Tuesday, February 26, 2019

Marie Kondo: Your Refrigator Is Calling -- Nothing About The Bakken

The other day I mentioned:
  • tidying up
  • joy
  • Marie Kondo
Last night we received an e-mail from our middle granddaughter who has taken it upon herself to keep their refrigerator tidy and clean. Spoiler alert: she's going to be disappointed. It will be impossible to keep the refrigerator tidy and clean, and I bet her household is not unique.

Of all our expenses -- we are retired, old, no high school athletes living at home, surrounded by the best restaurants in the world, with several supermarkets within biking distance, all competing for our dollars -- our expense for food eaten as home is probably our smallest expense.

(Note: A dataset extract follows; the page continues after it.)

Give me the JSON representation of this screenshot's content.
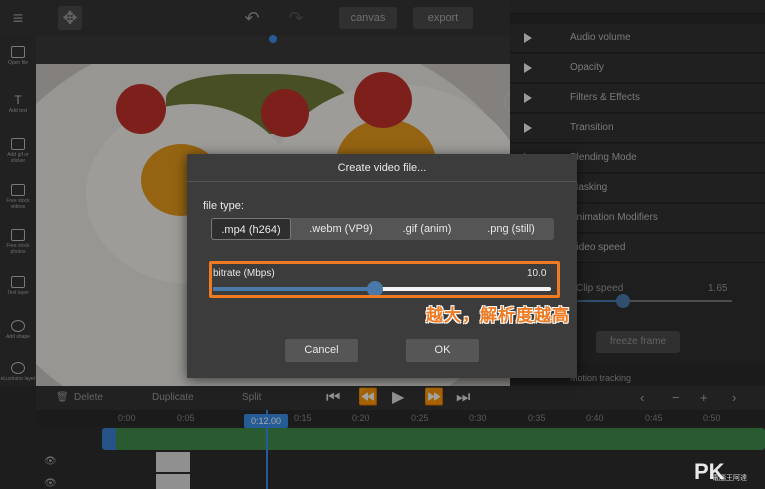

Major expenses: shelter, medical, dental, health insurance, life insurance, Starbucks, transportation, utilities, cable, telecommunications, toll roads, restaurants, massage parlors.

Eating at home is not on that list. Period. Dot.

We are very, very fortunate. I think about that often.

Having said the other side of the coin is this: Americans continue to struggle with obesity.

Our middle granddaughter implored family members and extended family members to eat the food in the refrigerator to clean it out.

No, Marie Kondo needs to write a book on tidying up the refrigerators of middle Americans. If it doesn't give you joy, throw it out.

This is not rocket science.

By the way, get rid of Saran Wrap.

Use those re-usable glass containers. Walmart has everything you need.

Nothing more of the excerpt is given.